Standard #: 22VAC40-73-390-A
Description: Based on a review of a random sample of resident files, resident C did not have documentation of an agreement with the facility. The administrator confirmed there was not one on file.

Plan of Correction: Administrator is having resident sign the agreement. If resident refuses, then will be discharged from facility. This will be coordinated with case management. The administrator will be responsible for correction and future compliance.

Standard #: 22VAC40-73-450-A
Description: Based on a review of a random sample of resident files the following residents had no individualized service plan (ISP) on file: A admitted 3/3/23, G admitted 1/19/23 and J admitted 2/23/23. The ISP for resident C had no signatures from resident or other parties.

Plan of Correction: Staff has a checklist as services are minimal since individuals are residential level of care. Admin and additional staff have registered for training April17th. The administrator will be responsible for correction and future compliance.

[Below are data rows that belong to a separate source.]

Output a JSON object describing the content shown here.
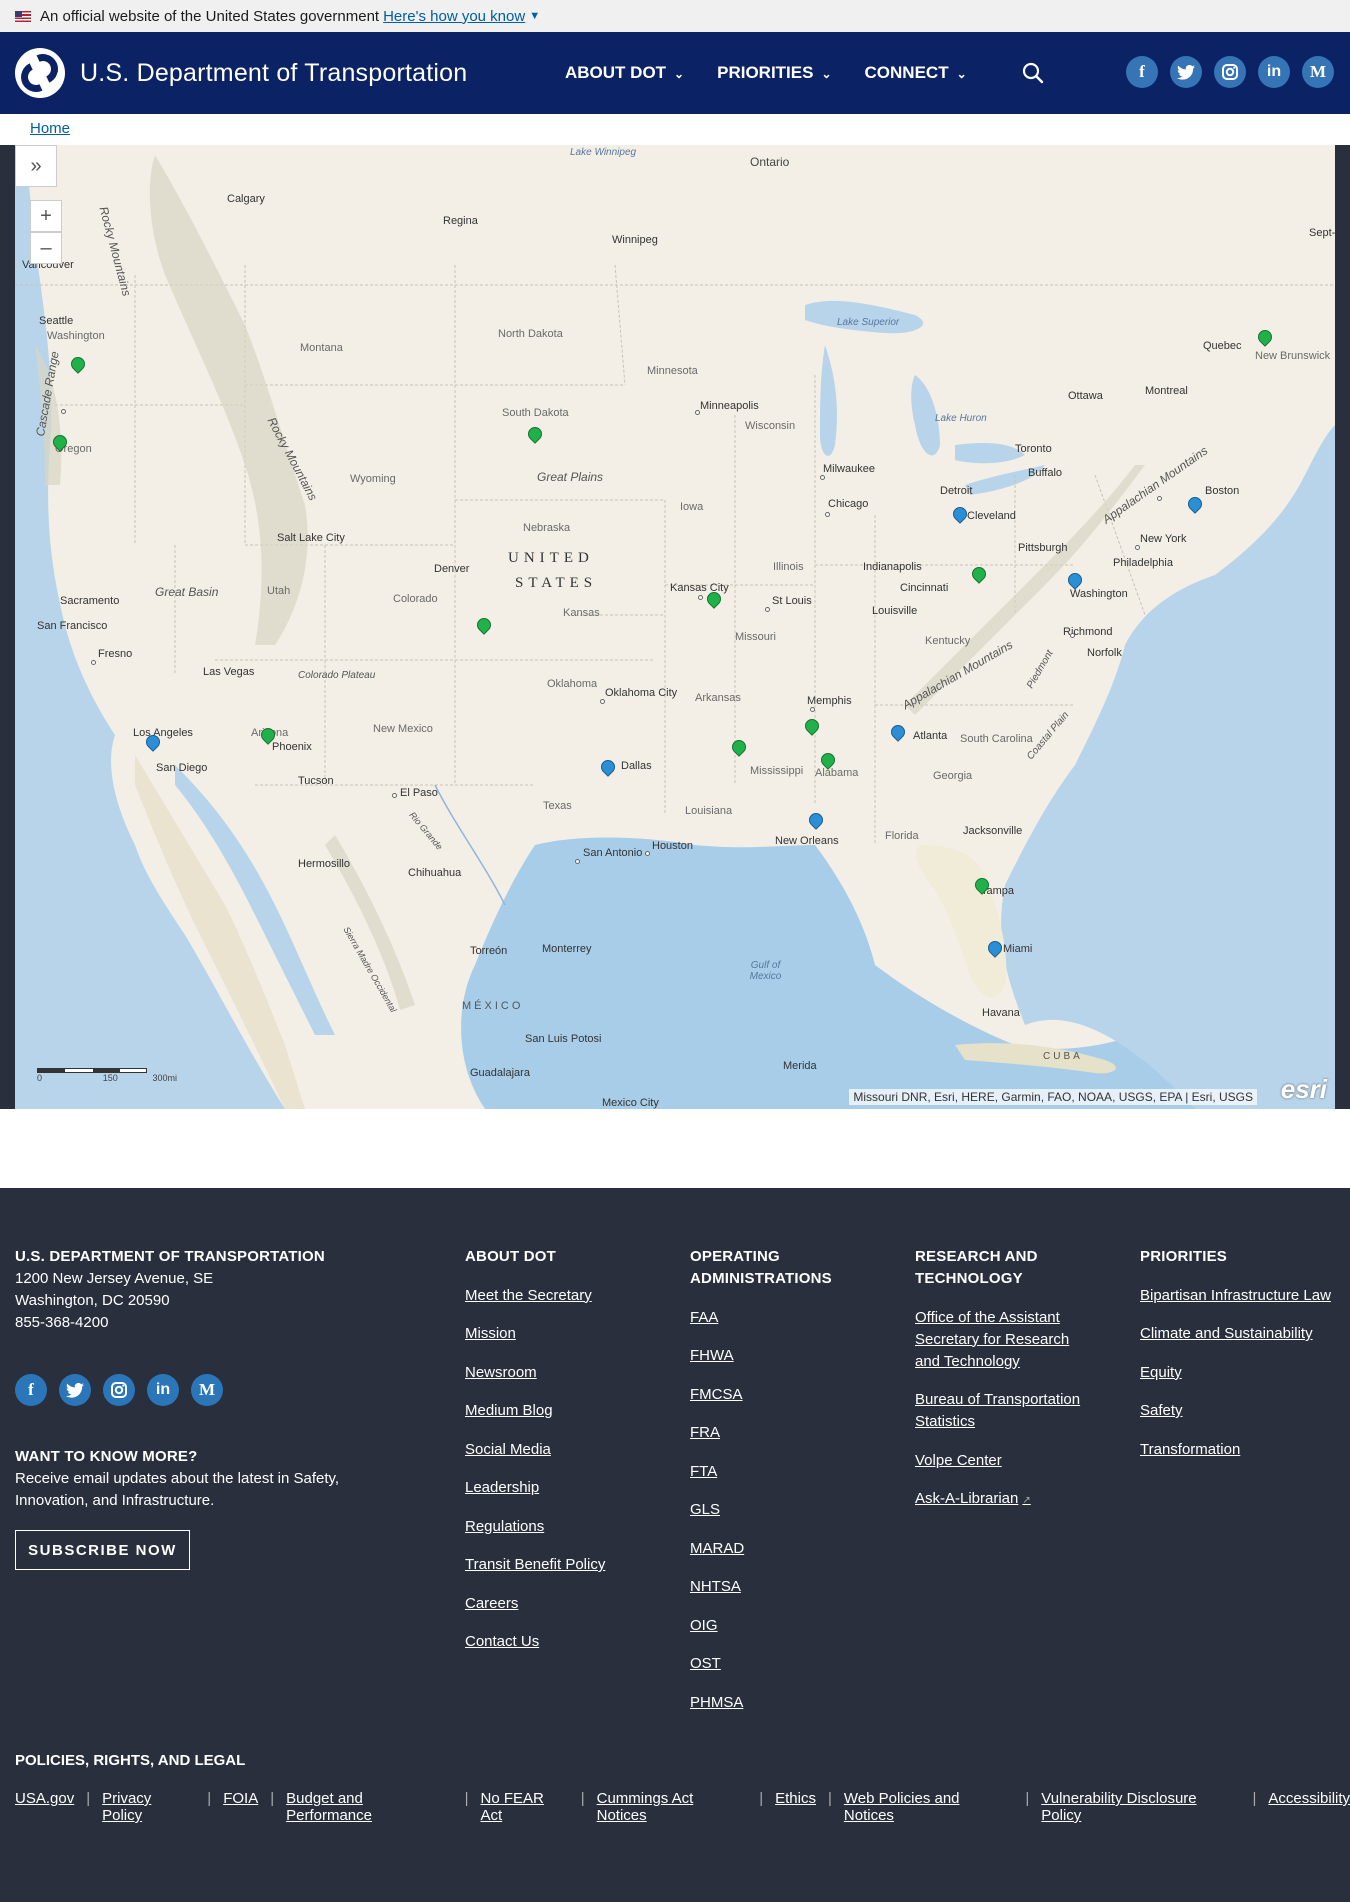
{
  "gov_banner": {
    "text": "An official website of the United States government",
    "link": "Here's how you know"
  },
  "header": {
    "title": "U.S. Department of Transportation",
    "nav": [
      "ABOUT DOT",
      "PRIORITIES",
      "CONNECT"
    ],
    "social": [
      "f",
      "t",
      "ig",
      "in",
      "M"
    ]
  },
  "breadcrumb": {
    "home": "Home"
  },
  "map": {
    "attribution": "Missouri DNR, Esri, HERE, Garmin, FAO, NOAA, USGS, EPA | Esri, USGS",
    "logo": "esri",
    "scale": [
      "0",
      "150",
      "300mi"
    ],
    "labels": {
      "winnipeg_lake": "Lake Winnipeg",
      "ontario": "Ontario",
      "rocky_mountains_n": "Rocky Mountains",
      "calgary": "Calgary",
      "regina": "Regina",
      "winnipeg": "Winnipeg",
      "vancouver": "Vancouver",
      "seattle": "Seattle",
      "washington_state": "Washington",
      "montana": "Montana",
      "north_dakota": "North Dakota",
      "minnesota": "Minnesota",
      "lake_superior": "Lake Superior",
      "quebec": "Quebec",
      "new_brunswick": "New Brunswick",
      "oregon": "Oregon",
      "cascade_range": "Cascade Range",
      "south_dakota": "South Dakota",
      "minneapolis": "Minneapolis",
      "wisconsin": "Wisconsin",
      "ottawa": "Ottawa",
      "montreal": "Montreal",
      "lake_huron": "Lake Huron",
      "rocky_mountains": "Rocky Mountains",
      "great_plains": "Great Plains",
      "milwaukee": "Milwaukee",
      "toronto": "Toronto",
      "buffalo": "Buffalo",
      "wyoming": "Wyoming",
      "iowa": "Iowa",
      "chicago": "Chicago",
      "detroit": "Detroit",
      "cleveland": "Cleveland",
      "boston": "Boston",
      "appalachian_mountains_n": "Appalachian Mountains",
      "nebraska": "Nebraska",
      "salt_lake_city": "Salt Lake City",
      "pittsburgh": "Pittsburgh",
      "new_york": "New York",
      "denver": "Denver",
      "united": "UNITED",
      "states": "STATES",
      "illinois": "Illinois",
      "indianapolis": "Indianapolis",
      "philadelphia": "Philadelphia",
      "utah": "Utah",
      "cincinnati": "Cincinnati",
      "washington_dc": "Washington",
      "sacramento": "Sacramento",
      "great_basin": "Great Basin",
      "colorado": "Colorado",
      "kansas_city": "Kansas City",
      "st_louis": "St Louis",
      "kansas": "Kansas",
      "louisville": "Louisville",
      "san_francisco": "San Francisco",
      "missouri": "Missouri",
      "kentucky": "Kentucky",
      "richmond": "Richmond",
      "fresno": "Fresno",
      "norfolk": "Norfolk",
      "colorado_plateau": "Colorado Plateau",
      "las_vegas": "Las Vegas",
      "appalachian_mountains_s": "Appalachian Mountains",
      "piedmont": "Piedmont",
      "oklahoma": "Oklahoma",
      "oklahoma_city": "Oklahoma City",
      "arkansas": "Arkansas",
      "memphis": "Memphis",
      "los_angeles": "Los Angeles",
      "arizona": "Arizona",
      "phoenix": "Phoenix",
      "new_mexico": "New Mexico",
      "atlanta": "Atlanta",
      "south_carolina": "South Carolina",
      "coastal_plain": "Coastal Plain",
      "san_diego": "San Diego",
      "dallas": "Dallas",
      "mississippi": "Mississippi",
      "alabama": "Alabama",
      "georgia": "Georgia",
      "tucson": "Tucson",
      "el_paso": "El Paso",
      "texas": "Texas",
      "louisiana": "Louisiana",
      "rio_grande": "Rio Grande",
      "new_orleans": "New Orleans",
      "florida": "Florida",
      "jacksonville": "Jacksonville",
      "houston": "Houston",
      "san_antonio": "San Antonio",
      "hermosillo": "Hermosillo",
      "chihuahua": "Chihuahua",
      "tampa": "Tampa",
      "miami": "Miami",
      "sierra_madre": "Sierra Madre Occidental",
      "torreon": "Torreón",
      "monterrey": "Monterrey",
      "gulf_of_mexico": "Gulf of Mexico",
      "mexico": "MÉXICO",
      "havana": "Havana",
      "san_luis_potosi": "San Luis Potosi",
      "merida": "Merida",
      "cuba": "CUBA",
      "guadalajara": "Guadalajara",
      "mexico_city": "Mexico City",
      "sept_iles": "Sept-"
    }
  },
  "footer": {
    "org": {
      "heading": "U.S. DEPARTMENT OF TRANSPORTATION",
      "address1": "1200 New Jersey Avenue, SE",
      "address2": "Washington, DC 20590",
      "phone": "855-368-4200"
    },
    "newsletter": {
      "heading": "WANT TO KNOW MORE?",
      "text": "Receive email updates about the latest in Safety, Innovation, and Infrastructure.",
      "button": "SUBSCRIBE NOW"
    },
    "about": {
      "heading": "ABOUT DOT",
      "links": [
        "Meet the Secretary",
        "Mission",
        "Newsroom",
        "Medium Blog",
        "Social Media",
        "Leadership",
        "Regulations",
        "Transit Benefit Policy",
        "Careers",
        "Contact Us"
      ]
    },
    "operating": {
      "heading": "OPERATING ADMINISTRATIONS",
      "links": [
        "FAA",
        "FHWA",
        "FMCSA",
        "FRA",
        "FTA",
        "GLS",
        "MARAD",
        "NHTSA",
        "OIG",
        "OST",
        "PHMSA"
      ]
    },
    "research": {
      "heading": "RESEARCH AND TECHNOLOGY",
      "links": [
        "Office of the Assistant Secretary for Research and Technology",
        "Bureau of Transportation Statistics",
        "Volpe Center",
        "Ask-A-Librarian"
      ]
    },
    "priorities": {
      "heading": "PRIORITIES",
      "links": [
        "Bipartisan Infrastructure Law",
        "Climate and Sustainability",
        "Equity",
        "Safety",
        "Transformation"
      ]
    },
    "legal": {
      "heading": "POLICIES, RIGHTS, AND LEGAL",
      "links": [
        "USA.gov",
        "Privacy Policy",
        "FOIA",
        "Budget and Performance",
        "No FEAR Act",
        "Cummings Act Notices",
        "Ethics",
        "Web Policies and Notices",
        "Vulnerability Disclosure Policy",
        "Accessibility"
      ]
    }
  }
}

Standard #: 22VAC40-73-450-B
Description: Based on a review of file for the person completing the individualized service plans it there was no documentation that the individual had successfully completed the department-approved ISP training. The administrator confirmed the lack of formally approved training.

Plan of Correction: Administrator and an additional staff person are scheduled for training on April 17th.

Standard #: 22VAC40-73-550-G
Description: Based on a review of staff records there was no documentation of annual review of resident rights for staff A, C or D.

Plan of Correction: Residents rights training will be updated for all staff and placed on an annual calendar. The administrator will be responsible for correction and future compliance.

Disclaimer:
This information is provided by the Virginia Department of Social Services, which neither endorses any facility nor guarantees that the information is complete. It should not be used as the sole source in evaluating and/or selecting a facility.